Да, но уверен ли я, что вспыхнувший свет покажет мне те же предметы на тех же местах? Что, если черная тень на дверце шкафа окажется длинным платьем с воланами и с корсажем на китовом усе? Что, если на стуле с твоей стороны обнаружится расшитый рюшами капот на переливчатой атласной подкладке? Вдруг на столике, рядом с лорнетом, валяется маска, а около кровати стоят высокие ботинки из светлой замши? Что, если эти двое спящих — не мы с тобой, даже не другие мы, как знать? Пытаюсь разглядеть, но едва их черты проясняются, отбрасываю обоих в небытие: как допустить существование какого-то времени, где нет нас с тобой, или, вернее, где ты, как всегда, в ладу со всеми окружающими вещами, а я вдруг проснулся в холодном поту и не могу понять: что это за человек спит на моем месте? Даже если он похож на меня, на тощего из-за скудной пищи мальчишку, каким я когда-то был, или на юношу, в которого, насколько могу судить по фотографиям, вполне можно было влюбиться, даже если так…

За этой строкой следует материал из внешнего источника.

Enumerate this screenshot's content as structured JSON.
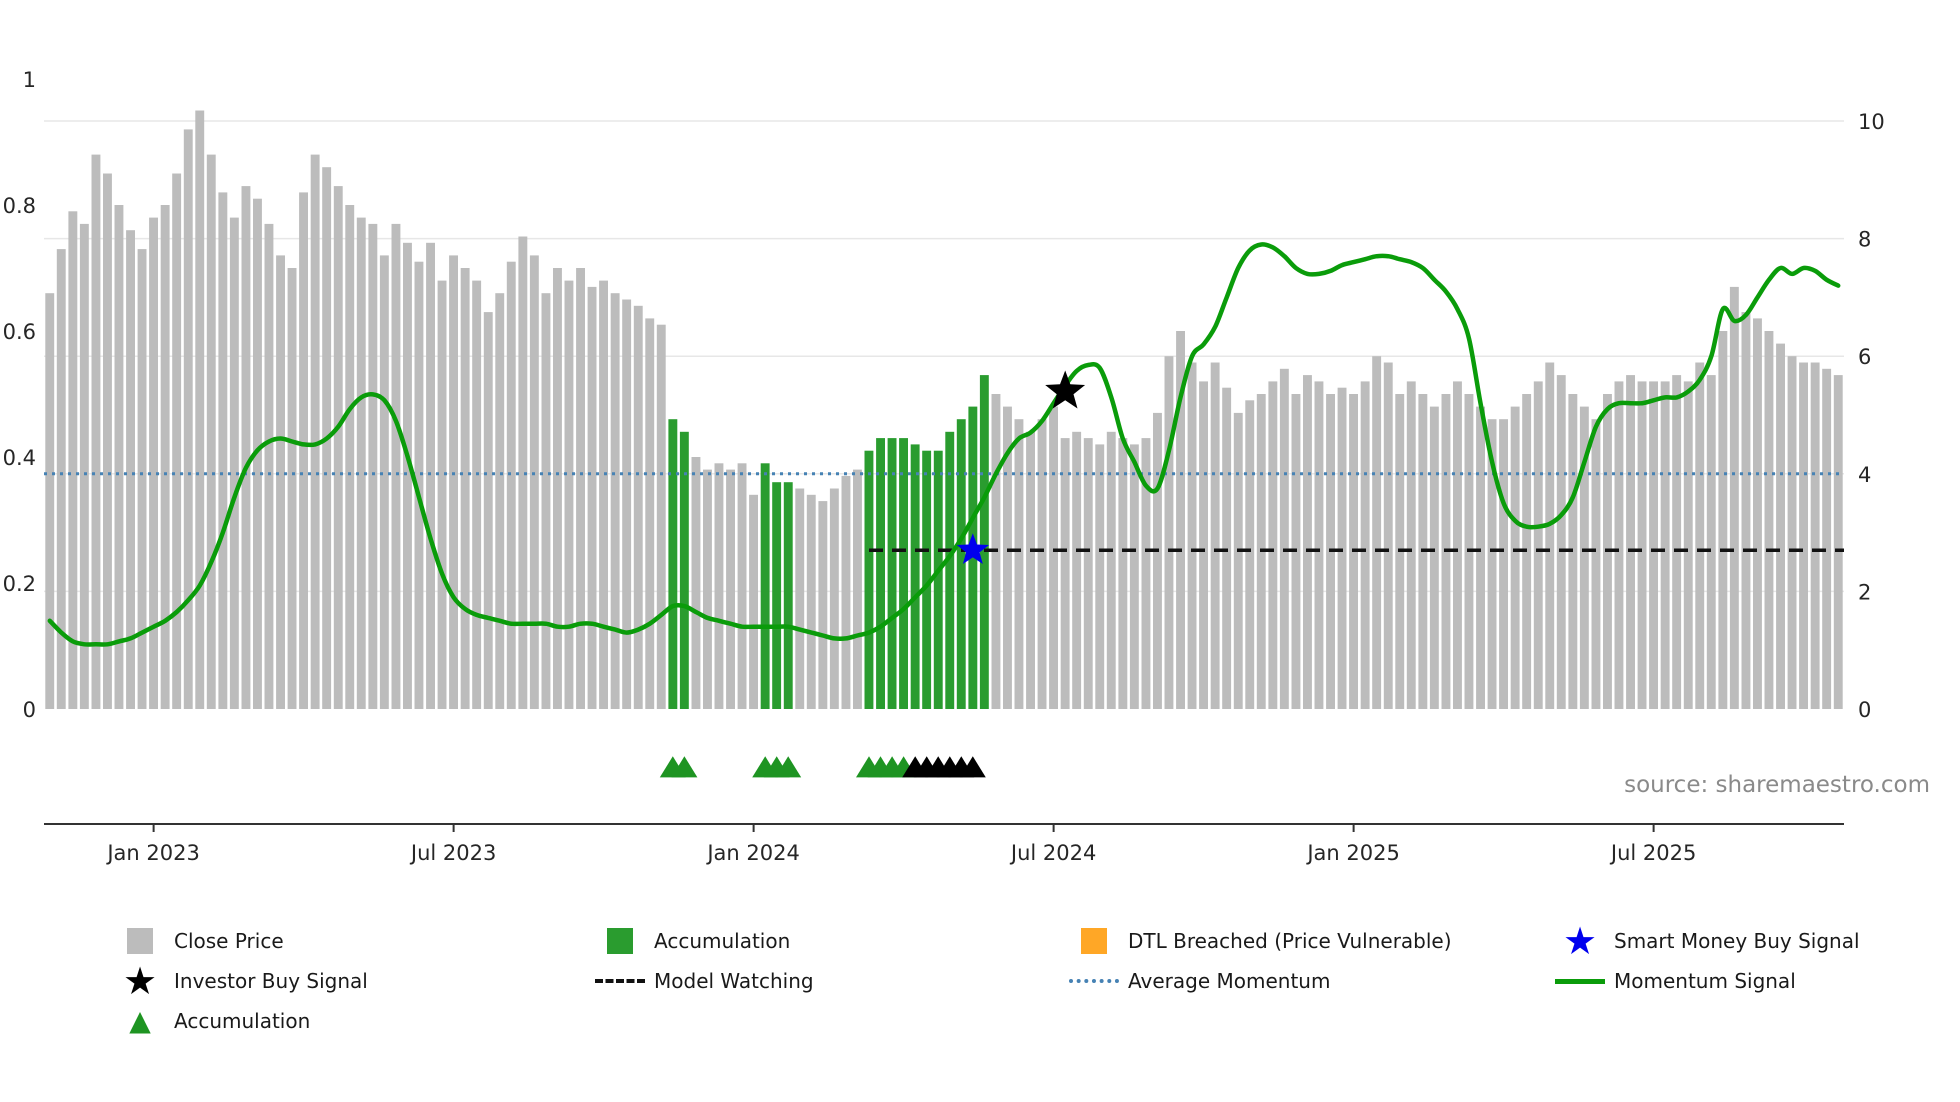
{
  "source_note": "source: sharemaestro.com",
  "glyphs": {
    "star": "★",
    "triangle": "▲"
  },
  "chart_data": {
    "type": "bar",
    "title": "",
    "x_tick_labels": [
      "Jan 2023",
      "Jul 2023",
      "Jan 2024",
      "Jul 2024",
      "Jan 2025",
      "Jul 2025"
    ],
    "x_tick_indices": [
      9,
      35,
      61,
      87,
      113,
      139
    ],
    "left_axis": {
      "ticks": [
        "0",
        "0.2",
        "0.4",
        "0.6",
        "0.8",
        "1"
      ],
      "tick_values": [
        0,
        0.2,
        0.4,
        0.6,
        0.8,
        1
      ],
      "range": [
        0,
        1
      ]
    },
    "right_axis": {
      "ticks": [
        "0",
        "2",
        "4",
        "6",
        "8",
        "10"
      ],
      "tick_values": [
        0,
        2,
        4,
        6,
        8,
        10
      ],
      "range": [
        0,
        10
      ]
    },
    "grid": "horizontal",
    "series": [
      {
        "name": "Close Price",
        "type": "bar",
        "axis": "left",
        "color": "#bcbcbc",
        "values": [
          0.66,
          0.73,
          0.79,
          0.77,
          0.88,
          0.85,
          0.8,
          0.76,
          0.73,
          0.78,
          0.8,
          0.85,
          0.92,
          0.95,
          0.88,
          0.82,
          0.78,
          0.83,
          0.81,
          0.77,
          0.72,
          0.7,
          0.82,
          0.88,
          0.86,
          0.83,
          0.8,
          0.78,
          0.77,
          0.72,
          0.77,
          0.74,
          0.71,
          0.74,
          0.68,
          0.72,
          0.7,
          0.68,
          0.63,
          0.66,
          0.71,
          0.75,
          0.72,
          0.66,
          0.7,
          0.68,
          0.7,
          0.67,
          0.68,
          0.66,
          0.65,
          0.64,
          0.62,
          0.61,
          0.46,
          0.44,
          0.4,
          0.38,
          0.39,
          0.38,
          0.39,
          0.34,
          0.39,
          0.36,
          0.36,
          0.35,
          0.34,
          0.33,
          0.35,
          0.37,
          0.38,
          0.41,
          0.43,
          0.43,
          0.43,
          0.42,
          0.41,
          0.41,
          0.44,
          0.46,
          0.48,
          0.53,
          0.5,
          0.48,
          0.46,
          0.44,
          0.46,
          0.48,
          0.43,
          0.44,
          0.43,
          0.42,
          0.44,
          0.43,
          0.42,
          0.43,
          0.47,
          0.56,
          0.6,
          0.55,
          0.52,
          0.55,
          0.51,
          0.47,
          0.49,
          0.5,
          0.52,
          0.54,
          0.5,
          0.53,
          0.52,
          0.5,
          0.51,
          0.5,
          0.52,
          0.56,
          0.55,
          0.5,
          0.52,
          0.5,
          0.48,
          0.5,
          0.52,
          0.5,
          0.48,
          0.46,
          0.46,
          0.48,
          0.5,
          0.52,
          0.55,
          0.53,
          0.5,
          0.48,
          0.46,
          0.5,
          0.52,
          0.53,
          0.52,
          0.52,
          0.52,
          0.53,
          0.52,
          0.55,
          0.53,
          0.6,
          0.67,
          0.63,
          0.62,
          0.6,
          0.58,
          0.56,
          0.55,
          0.55,
          0.54,
          0.53
        ]
      },
      {
        "name": "Momentum Signal",
        "type": "line",
        "axis": "right",
        "color": "#0a9c0a",
        "width": 4.5,
        "values": [
          1.5,
          1.3,
          1.15,
          1.1,
          1.1,
          1.1,
          1.15,
          1.2,
          1.3,
          1.4,
          1.5,
          1.65,
          1.85,
          2.1,
          2.5,
          3.0,
          3.6,
          4.1,
          4.4,
          4.55,
          4.6,
          4.55,
          4.5,
          4.5,
          4.6,
          4.8,
          5.1,
          5.3,
          5.35,
          5.25,
          4.9,
          4.3,
          3.6,
          2.9,
          2.3,
          1.9,
          1.7,
          1.6,
          1.55,
          1.5,
          1.45,
          1.45,
          1.45,
          1.45,
          1.4,
          1.4,
          1.45,
          1.45,
          1.4,
          1.35,
          1.3,
          1.35,
          1.45,
          1.6,
          1.75,
          1.75,
          1.65,
          1.55,
          1.5,
          1.45,
          1.4,
          1.4,
          1.4,
          1.4,
          1.4,
          1.35,
          1.3,
          1.25,
          1.2,
          1.2,
          1.25,
          1.3,
          1.4,
          1.55,
          1.7,
          1.9,
          2.1,
          2.35,
          2.6,
          2.9,
          3.25,
          3.6,
          4.0,
          4.35,
          4.6,
          4.7,
          4.9,
          5.2,
          5.5,
          5.75,
          5.85,
          5.8,
          5.3,
          4.6,
          4.2,
          3.8,
          3.75,
          4.4,
          5.3,
          6.0,
          6.2,
          6.5,
          7.0,
          7.5,
          7.8,
          7.9,
          7.85,
          7.7,
          7.5,
          7.4,
          7.4,
          7.45,
          7.55,
          7.6,
          7.65,
          7.7,
          7.7,
          7.65,
          7.6,
          7.5,
          7.3,
          7.1,
          6.8,
          6.3,
          5.2,
          4.2,
          3.5,
          3.2,
          3.1,
          3.1,
          3.15,
          3.3,
          3.6,
          4.2,
          4.8,
          5.1,
          5.2,
          5.2,
          5.2,
          5.25,
          5.3,
          5.3,
          5.4,
          5.6,
          6.0,
          6.8,
          6.6,
          6.7,
          7.0,
          7.3,
          7.5,
          7.4,
          7.5,
          7.45,
          7.3,
          7.2
        ]
      },
      {
        "name": "Average Momentum",
        "type": "hline",
        "axis": "right",
        "style": "dotted",
        "color": "#4682b4",
        "value": 4.0
      },
      {
        "name": "Model Watching",
        "type": "hline-segment",
        "axis": "right",
        "style": "dashed",
        "color": "#111111",
        "value": 2.7,
        "start_index": 71
      }
    ],
    "accumulation": {
      "color": "#2a9c2f",
      "bar_indices": [
        54,
        55,
        62,
        63,
        64,
        71,
        72,
        73,
        74,
        75,
        76,
        77,
        78,
        79,
        80,
        81
      ]
    },
    "markers": {
      "accumulation_triangles": {
        "color": "#1e9422",
        "indices": [
          54,
          55,
          62,
          63,
          64,
          71,
          72,
          73,
          74
        ]
      },
      "black_triangles": {
        "color": "#000000",
        "indices": [
          75,
          76,
          77,
          78,
          79,
          80
        ]
      },
      "investor_buy_signal": {
        "marker": "star",
        "color": "#000000",
        "index": 88,
        "value": 5.4
      },
      "smart_money_buy_signal": {
        "marker": "star",
        "color": "#0000ee",
        "index": 80,
        "value": 2.7
      }
    }
  },
  "legend": {
    "columns": [
      {
        "items": [
          {
            "label": "Close Price",
            "swatch": "square",
            "color": "#bcbcbc"
          },
          {
            "label": "Investor Buy Signal",
            "swatch": "star",
            "color": "#000000"
          },
          {
            "label": "Accumulation",
            "swatch": "triangle",
            "color": "#1e9422"
          }
        ]
      },
      {
        "items": [
          {
            "label": "Accumulation",
            "swatch": "square",
            "color": "#2a9c2f"
          },
          {
            "label": "Model Watching",
            "swatch": "dashed-line",
            "color": "#111111"
          }
        ]
      },
      {
        "items": [
          {
            "label": "DTL Breached (Price Vulnerable)",
            "swatch": "square",
            "color": "#ffa726"
          },
          {
            "label": "Average Momentum",
            "swatch": "dotted-line",
            "color": "#4682b4"
          }
        ]
      },
      {
        "items": [
          {
            "label": "Smart Money Buy Signal",
            "swatch": "star",
            "color": "#0000ee"
          },
          {
            "label": "Momentum Signal",
            "swatch": "solid-line",
            "color": "#0a9c0a"
          }
        ]
      }
    ]
  }
}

А может, этот спящий — тот человек, что прожил за меня выпавшие три недели и знает то, что неведомо мне. Но я его не вижу, здесь темно, он растворен во тьме. Слышно только дыхание. И оно то кажется мне чужим, то вдруг распирает мою собственную грудь, захлестывает, как ветер в подворотне. Мой двойник, оставшийся молодым, живой укор мне теперешнему. Ты помнишь, Эхо, то лето… мы отдыхали у моря, где же это было, тот песчаный пляж? с нами еще была твоя подруга, та, что недавно умерла. Жарило солнце, мы лежали и загорали. Вы о чем-то болтали на своем языке, в котором я понимал не больше, чем в пчелином жужжании. Ты вдруг заметила, что я обгораю, и растолкала меня — надо же, нечем прикрыть даже лицо. У меня были черные как смоль, блестящие волосы, ты говорила, что я похож на танцора из ресторана… А твоя подруга поглядела и сказала: «Хорош он у тебя во сне. Совсем ребенок. Можно смело показывать кому угодно…» Теперь я бы не рискнул заснуть на виду у всех; за последние тридцать лет ты ни разу не говорила мне, как я выгляжу, когда сплю. Иногда эта мысль приходит мне в голову во сне. И я тут же просыпаюсь и уже никак не могу узнать, как выглядел, пока спал. Впрочем, это, наверно, хорошо, что мы не можем видеть себя спящими. Или мертвыми. Вот что, Эхо, обещай мне: не смотри на меня, когда я буду лежать мертвым, не делай этой глупости, набрось мне на лицо свой тонкий, легкий, как ты сама, платок и позволь мне уйти, чтобы ты не видела меня, не знала, каким я стал, а потом вспоминала таким, каким я был прежде или даже каким никогда не был, не успел стать: прибавь мне морщин, представь, как время избороздило бы, исказило, обезобразило мое лицо… помни что угодно, только не то, что было на самом деле. Не этот навсегда все заслоняющий кошмар.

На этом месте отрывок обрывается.